Madame de Géri l’embrassa, ainsi que la marquise, qui, tandis que son père souriait de son ardeur, demanda comment on ferait pour annoncer de suite cette décision au comte. On résolut que le grand-forestier irait le prier de vouloir bien se rendre pour un instant dans la salle où l’attendait la famille réunie.

Le comte répondit qu’il allait venir. À peine le domestique chargé de cette réponse avait-il accompli son message, qu’on entendit ses pas, et, entrant dans la chambre, il se jeta aux pieds de la marquise, dans le plus violent trouble. Le commandant voulut lui dire ce qu’ils avaient résolu, mais lui se relevant : « C’est bien, j’en sais assez ; » puis il lui baisa la main, ainsi qu’à madame de Géri, et serra le frère dans ses bras. « Mais maintenant il me faudrait une chaise de poste, ajouta-t-il.
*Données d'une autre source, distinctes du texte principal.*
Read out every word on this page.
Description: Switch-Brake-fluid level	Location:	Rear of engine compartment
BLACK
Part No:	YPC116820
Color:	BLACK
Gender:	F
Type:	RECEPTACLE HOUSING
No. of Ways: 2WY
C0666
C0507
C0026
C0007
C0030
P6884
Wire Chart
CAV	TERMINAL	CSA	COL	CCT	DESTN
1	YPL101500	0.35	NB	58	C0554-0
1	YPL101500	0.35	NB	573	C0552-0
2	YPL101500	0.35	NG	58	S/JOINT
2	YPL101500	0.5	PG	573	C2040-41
— J’espère, dit la marquise émue de cette scène touchante, que votre espérance ne vous a pas entraîné trop loin.

— Non non, repartit le comte ; rien n’est regardé comme avenu, si les informations que vous prendrez sur mon compte ne sont pas d’accord avec les sentimens que je vous ai exprimés dans cette chambre. »

Le commandant le pressa tendrement contre son cœur.

Le grand-forestier lui offrit sa propre voiture, et un chasseur courut à la poste chercher des chevaux. La joie la plus grande présidait à ce départ.

« J’espère, dit le comte, retrouver mes dépêches à B…, et de là prendre directement la route de Naples. Une fois arrivé dans cette ville, je ferai mon possible pour éviter d’aller à Constantinople ; en tout cas, je suis décidé à faire le malade, et alors d’ici à six semaines je serai de retour. »

En ce moment son chasseur vint annoncer que la voiture était attelée, que tout était prêt pour le départ. Le comte prit son chapeau, puis s’approchant de la marquise, lui saisit la main.

« Juliette, lui dit-il, je me sens un peu plus tranquille ; » et il pressa sa main entre les siennes. « Cependant mon vœu le plus ardent eût été de me marier avant mon départ.

— Vous marier ! s’écrièrent tous les membres de la famille.

— Nous marier, répéta le comte ; et baisant la main de la marquise, qui lui demanda s’il était dans son bon sens, il lui assura qu’un jour viendrait où elle le comprendrait.

Le commandant et son fils étaient sur le point de se fâcher de cette assertion ; leur faisant ses adieux avec la même chaleur, le comte les pria de n’y plus penser, et partit.